For businesses with 20+ employees, complex pay structures, or no internal payroll expertise, a payroll bureau is worth the extra cost. The time savings and compliance risk transfer justify the £4-£15/employee/month investment, especially when HMRC penalties for errors can quickly exceed the bureau fees.

If neither extreme fits, the hybrid approach – software plus accountant review – offers a practical middle ground. Our payroll outsourcing vs in-house guide goes deeper into the trade-offs of running payroll yourself versus handing it off. For a full comparison of UK payroll providers, see our best payroll software and best outsourced payroll companies guides.

Clara Wenslow

Clara Wenslow

Finance & Business Services Editor

Clara analyses SME finance and procurement markets, covering business loans, invoice finance, payroll, and related B2B services. She ensures each comparison and guide is transparent and data-driven.

Sarah Mitchell

Reviewed by

Sarah Mitchell

B2B Commerce & Finance Reviewer

FAQs

What is the difference between a payroll bureau and payroll software?

Payroll software is a tool you use to run payroll in-house — calculating PAYE, NI, and pension deductions, generating payslips, and submitting RTI to HMRC yourself. A payroll bureau is an outsourced service where a third-party provider runs payroll on your behalf, taking responsibility for accuracy and compliance. Software typically costs £2–10/employee/month; bureau services start from around £4–8/employee/month for basic payroll and more for managed services. The right choice depends on your internal capacity, headcount, and appetite for payroll compliance risk.

Is a payroll bureau liable if HMRC penalties are incurred?

Liability depends on your service agreement. Most payroll bureau contracts specify that the bureau is liable for penalties arising from their own errors (e.g., wrong RTI submission), but you remain liable for penalties caused by data you provide late or incorrectly. Under HMRC rules, the employer is always the legally responsible party for PAYE compliance — you cannot delegate legal liability. However, reputable bureaux carry professional indemnity insurance and will typically reimburse penalties they caused. Always check PI cover limits and liability clauses before signing a bureau agreement.
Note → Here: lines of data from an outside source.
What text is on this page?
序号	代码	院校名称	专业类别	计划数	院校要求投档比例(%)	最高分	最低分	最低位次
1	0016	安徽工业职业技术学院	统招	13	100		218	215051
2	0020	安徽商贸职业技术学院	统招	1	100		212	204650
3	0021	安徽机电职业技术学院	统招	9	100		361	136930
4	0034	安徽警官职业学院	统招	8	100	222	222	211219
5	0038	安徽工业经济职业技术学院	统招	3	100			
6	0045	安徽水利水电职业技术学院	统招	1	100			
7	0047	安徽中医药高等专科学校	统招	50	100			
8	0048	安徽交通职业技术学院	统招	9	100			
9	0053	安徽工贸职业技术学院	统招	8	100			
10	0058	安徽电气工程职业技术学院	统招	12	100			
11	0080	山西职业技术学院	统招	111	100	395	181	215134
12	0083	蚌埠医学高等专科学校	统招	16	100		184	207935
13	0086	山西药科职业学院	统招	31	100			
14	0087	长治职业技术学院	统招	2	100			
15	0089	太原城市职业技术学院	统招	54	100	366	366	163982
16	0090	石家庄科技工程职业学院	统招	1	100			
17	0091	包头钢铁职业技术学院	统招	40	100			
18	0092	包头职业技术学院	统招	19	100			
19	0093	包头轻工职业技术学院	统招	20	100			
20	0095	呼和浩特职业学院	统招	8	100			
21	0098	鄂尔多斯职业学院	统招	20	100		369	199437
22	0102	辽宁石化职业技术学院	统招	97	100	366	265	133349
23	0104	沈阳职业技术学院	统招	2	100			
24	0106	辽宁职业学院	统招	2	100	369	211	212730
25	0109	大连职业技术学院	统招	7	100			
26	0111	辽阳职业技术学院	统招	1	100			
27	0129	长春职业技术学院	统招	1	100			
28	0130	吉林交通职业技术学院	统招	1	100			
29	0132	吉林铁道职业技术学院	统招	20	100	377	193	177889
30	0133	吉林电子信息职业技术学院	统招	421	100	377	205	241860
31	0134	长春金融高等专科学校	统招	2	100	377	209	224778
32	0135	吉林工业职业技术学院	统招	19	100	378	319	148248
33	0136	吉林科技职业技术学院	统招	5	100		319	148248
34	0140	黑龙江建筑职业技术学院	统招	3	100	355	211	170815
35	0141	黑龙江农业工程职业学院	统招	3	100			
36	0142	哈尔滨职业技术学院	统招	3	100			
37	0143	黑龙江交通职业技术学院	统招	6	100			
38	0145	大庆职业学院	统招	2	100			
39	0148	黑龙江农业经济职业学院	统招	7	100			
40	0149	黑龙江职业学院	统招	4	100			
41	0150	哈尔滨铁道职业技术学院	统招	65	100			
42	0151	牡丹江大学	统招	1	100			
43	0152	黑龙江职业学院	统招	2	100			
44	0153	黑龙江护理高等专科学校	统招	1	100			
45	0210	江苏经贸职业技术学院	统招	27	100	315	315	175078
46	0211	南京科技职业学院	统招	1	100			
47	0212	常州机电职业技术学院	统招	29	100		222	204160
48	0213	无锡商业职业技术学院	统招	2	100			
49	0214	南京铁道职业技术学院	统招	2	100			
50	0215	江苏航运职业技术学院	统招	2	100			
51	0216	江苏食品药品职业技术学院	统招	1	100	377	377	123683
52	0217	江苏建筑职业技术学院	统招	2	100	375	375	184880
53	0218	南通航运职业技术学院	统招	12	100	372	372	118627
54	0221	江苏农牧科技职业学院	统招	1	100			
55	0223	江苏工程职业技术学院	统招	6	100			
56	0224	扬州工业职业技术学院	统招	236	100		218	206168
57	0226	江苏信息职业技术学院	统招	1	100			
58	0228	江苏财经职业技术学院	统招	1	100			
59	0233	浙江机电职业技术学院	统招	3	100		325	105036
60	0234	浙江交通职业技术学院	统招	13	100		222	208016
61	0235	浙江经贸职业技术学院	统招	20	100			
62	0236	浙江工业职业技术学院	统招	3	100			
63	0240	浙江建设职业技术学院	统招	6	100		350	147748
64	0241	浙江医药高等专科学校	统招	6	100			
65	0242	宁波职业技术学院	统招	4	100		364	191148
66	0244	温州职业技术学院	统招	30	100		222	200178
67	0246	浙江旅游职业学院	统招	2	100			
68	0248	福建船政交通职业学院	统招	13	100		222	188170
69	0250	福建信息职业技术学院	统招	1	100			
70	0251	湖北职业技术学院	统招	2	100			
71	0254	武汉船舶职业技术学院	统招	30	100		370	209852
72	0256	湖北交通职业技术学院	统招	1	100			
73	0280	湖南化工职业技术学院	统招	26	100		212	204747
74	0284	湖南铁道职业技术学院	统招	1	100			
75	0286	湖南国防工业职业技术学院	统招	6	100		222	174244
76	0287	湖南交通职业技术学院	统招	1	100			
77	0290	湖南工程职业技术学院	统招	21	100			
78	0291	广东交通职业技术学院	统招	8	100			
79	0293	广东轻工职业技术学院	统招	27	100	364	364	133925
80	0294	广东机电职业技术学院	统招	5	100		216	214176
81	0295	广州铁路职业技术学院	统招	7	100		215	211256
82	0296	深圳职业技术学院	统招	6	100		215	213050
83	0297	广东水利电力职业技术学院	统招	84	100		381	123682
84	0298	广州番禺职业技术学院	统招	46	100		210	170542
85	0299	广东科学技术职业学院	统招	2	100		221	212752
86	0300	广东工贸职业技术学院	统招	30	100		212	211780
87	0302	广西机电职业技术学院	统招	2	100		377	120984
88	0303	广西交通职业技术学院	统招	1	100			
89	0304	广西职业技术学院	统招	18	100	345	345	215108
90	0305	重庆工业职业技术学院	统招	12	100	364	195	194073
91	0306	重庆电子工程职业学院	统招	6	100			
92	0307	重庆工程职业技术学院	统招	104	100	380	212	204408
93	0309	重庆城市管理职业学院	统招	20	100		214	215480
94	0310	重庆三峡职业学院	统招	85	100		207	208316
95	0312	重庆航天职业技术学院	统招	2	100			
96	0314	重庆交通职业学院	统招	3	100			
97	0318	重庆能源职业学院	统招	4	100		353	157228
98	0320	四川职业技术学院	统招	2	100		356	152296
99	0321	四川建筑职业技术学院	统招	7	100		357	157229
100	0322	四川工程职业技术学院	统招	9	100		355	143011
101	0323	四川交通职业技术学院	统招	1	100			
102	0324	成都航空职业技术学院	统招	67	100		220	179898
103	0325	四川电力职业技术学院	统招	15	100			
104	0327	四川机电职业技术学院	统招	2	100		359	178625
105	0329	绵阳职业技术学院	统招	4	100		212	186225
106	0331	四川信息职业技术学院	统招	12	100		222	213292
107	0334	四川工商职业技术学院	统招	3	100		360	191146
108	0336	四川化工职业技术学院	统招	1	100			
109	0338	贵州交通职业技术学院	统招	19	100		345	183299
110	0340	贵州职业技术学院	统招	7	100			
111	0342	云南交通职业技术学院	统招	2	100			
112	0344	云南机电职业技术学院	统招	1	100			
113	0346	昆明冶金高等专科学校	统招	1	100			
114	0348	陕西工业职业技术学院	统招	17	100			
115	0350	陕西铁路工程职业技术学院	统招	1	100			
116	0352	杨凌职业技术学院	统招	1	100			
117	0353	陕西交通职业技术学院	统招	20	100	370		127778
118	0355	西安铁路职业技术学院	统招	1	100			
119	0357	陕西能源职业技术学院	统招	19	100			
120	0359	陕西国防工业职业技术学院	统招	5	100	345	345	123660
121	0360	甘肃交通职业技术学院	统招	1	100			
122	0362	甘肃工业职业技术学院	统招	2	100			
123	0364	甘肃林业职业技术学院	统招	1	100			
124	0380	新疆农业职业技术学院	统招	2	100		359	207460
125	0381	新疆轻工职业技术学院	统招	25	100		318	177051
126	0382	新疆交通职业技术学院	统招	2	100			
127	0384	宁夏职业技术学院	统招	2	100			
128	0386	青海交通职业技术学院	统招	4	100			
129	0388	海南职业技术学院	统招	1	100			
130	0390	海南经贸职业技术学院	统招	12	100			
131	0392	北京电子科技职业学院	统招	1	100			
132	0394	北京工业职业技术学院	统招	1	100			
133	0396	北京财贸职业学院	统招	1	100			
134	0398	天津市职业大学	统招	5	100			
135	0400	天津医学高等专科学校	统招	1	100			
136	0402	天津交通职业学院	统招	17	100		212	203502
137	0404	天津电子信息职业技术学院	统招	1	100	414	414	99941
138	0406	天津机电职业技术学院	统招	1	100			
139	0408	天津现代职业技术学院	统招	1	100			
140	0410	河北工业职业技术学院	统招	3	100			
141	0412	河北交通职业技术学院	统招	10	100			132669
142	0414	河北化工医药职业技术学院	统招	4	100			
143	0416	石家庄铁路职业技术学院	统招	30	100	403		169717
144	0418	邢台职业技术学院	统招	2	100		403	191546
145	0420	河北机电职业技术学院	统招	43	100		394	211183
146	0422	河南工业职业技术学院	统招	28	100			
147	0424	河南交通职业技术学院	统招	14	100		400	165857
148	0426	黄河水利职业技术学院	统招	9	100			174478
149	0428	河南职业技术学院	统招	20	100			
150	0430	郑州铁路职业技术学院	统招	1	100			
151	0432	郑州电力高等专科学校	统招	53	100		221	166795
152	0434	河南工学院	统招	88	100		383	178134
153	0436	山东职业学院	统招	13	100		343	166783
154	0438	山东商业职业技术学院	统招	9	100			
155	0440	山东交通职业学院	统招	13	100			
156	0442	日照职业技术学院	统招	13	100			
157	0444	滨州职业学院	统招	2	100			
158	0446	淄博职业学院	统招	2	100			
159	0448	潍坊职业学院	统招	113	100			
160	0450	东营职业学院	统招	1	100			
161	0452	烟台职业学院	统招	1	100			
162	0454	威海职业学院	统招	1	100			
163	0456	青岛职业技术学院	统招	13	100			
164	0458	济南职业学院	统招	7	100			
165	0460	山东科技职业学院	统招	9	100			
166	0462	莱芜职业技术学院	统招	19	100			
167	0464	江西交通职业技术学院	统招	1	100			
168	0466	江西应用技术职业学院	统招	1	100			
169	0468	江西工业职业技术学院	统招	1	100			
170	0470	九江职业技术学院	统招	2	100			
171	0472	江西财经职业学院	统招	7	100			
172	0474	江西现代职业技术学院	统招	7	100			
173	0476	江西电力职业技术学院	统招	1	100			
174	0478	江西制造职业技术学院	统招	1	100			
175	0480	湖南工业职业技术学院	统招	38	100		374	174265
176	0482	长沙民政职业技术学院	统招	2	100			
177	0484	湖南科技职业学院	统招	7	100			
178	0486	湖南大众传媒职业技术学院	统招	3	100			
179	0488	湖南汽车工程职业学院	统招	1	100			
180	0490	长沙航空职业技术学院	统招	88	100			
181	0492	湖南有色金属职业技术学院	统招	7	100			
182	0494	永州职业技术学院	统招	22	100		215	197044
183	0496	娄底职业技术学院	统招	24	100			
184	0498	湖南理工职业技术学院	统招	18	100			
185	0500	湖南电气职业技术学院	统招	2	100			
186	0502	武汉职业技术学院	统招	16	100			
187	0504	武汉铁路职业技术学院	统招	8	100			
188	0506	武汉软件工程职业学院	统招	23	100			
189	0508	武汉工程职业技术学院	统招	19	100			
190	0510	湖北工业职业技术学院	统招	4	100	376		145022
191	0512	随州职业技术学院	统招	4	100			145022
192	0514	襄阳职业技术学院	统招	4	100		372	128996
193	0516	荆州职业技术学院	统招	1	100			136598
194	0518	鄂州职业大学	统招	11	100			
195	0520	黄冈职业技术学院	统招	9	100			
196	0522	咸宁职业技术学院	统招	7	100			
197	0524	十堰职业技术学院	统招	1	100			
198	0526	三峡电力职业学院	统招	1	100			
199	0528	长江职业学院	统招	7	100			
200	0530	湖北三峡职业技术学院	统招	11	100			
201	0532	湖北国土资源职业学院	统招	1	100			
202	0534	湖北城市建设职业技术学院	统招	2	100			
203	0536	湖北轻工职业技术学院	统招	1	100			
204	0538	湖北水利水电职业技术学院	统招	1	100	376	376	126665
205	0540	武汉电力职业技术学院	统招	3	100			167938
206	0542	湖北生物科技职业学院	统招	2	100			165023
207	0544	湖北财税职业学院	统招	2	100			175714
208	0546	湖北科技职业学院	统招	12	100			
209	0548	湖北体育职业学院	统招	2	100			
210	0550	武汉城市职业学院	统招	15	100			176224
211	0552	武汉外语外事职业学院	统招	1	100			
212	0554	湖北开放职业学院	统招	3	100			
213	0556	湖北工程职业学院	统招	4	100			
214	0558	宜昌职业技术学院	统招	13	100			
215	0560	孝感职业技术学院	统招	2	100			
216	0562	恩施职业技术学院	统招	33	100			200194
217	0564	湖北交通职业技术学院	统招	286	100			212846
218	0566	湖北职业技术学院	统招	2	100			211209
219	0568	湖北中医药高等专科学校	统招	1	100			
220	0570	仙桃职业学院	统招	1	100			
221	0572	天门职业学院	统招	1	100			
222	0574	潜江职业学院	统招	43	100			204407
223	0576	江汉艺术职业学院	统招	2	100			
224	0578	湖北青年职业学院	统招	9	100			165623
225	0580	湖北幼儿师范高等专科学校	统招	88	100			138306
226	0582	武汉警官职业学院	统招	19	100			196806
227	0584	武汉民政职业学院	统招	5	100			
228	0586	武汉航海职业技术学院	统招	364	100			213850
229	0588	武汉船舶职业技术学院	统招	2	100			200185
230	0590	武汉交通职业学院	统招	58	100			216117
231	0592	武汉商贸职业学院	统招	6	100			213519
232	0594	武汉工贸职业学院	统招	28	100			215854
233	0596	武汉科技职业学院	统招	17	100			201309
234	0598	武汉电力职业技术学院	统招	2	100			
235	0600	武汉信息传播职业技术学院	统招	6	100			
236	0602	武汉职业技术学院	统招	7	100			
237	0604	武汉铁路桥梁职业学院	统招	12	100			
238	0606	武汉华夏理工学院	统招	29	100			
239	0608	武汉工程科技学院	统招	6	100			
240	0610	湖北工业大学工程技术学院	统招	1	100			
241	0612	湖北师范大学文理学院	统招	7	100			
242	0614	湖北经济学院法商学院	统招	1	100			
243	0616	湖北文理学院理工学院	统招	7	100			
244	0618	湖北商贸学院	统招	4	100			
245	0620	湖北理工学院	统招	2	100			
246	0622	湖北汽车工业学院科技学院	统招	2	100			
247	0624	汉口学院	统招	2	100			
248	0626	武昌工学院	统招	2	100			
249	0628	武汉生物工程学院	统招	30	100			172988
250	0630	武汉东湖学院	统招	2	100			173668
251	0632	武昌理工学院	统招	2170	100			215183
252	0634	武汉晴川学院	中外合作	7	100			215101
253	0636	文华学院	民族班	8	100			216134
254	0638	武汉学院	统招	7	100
What happens to my employees’ data if I use a payroll bureau?

When you use a payroll bureau, they act as a data processor under UK GDPR and you remain the data controller. You must have a written Data Processing Agreement (DPA) with the bureau under Article 28 UK GDPR, specifying how they handle, store, and delete employee data. Employee payroll data is sensitive — it includes NI numbers, salary, and bank details. Verify the bureau’s ICO registration, ISO 27001 certification if available, and data storage location (UK or EEA servers preferred post-Brexit). Failing to have a DPA in place exposes you to ICO enforcement action.

When does it make financial sense to switch from payroll software to a bureau?

The break-even point typically occurs around 20–30 employees, when the time cost of running payroll in-house (often 4–8 hours/month for this headcount) starts to exceed bureau fees. Other triggers for switching: high staff turnover (frequent starter/leaver processing), complex pay structures (multiple pay rates, commission, expenses), TUPE transfers, or a previous RTI penalty from an internal error. Bureau services also make sense during periods of business change — acquisitions, restructures, or when a payroll-experienced employee leaves.

Can I switch from a payroll bureau back to in-house payroll software?

Yes, switching from a bureau to in-house payroll is common, particularly when businesses scale up and hire a dedicated payroll or HR function. The key steps are: give your bureau notice per the contract (typically 1–3 months), request a full data export including historical payroll data and employee records, select and configure your new payroll software (HMRC-recognised options include Sage, BrightPay, Moneysoft), and run parallel payrolls for at least one period to validate accuracy before going fully in-house. Timing the switch to the start of a new tax year (April) simplifies P60 and year-end reporting.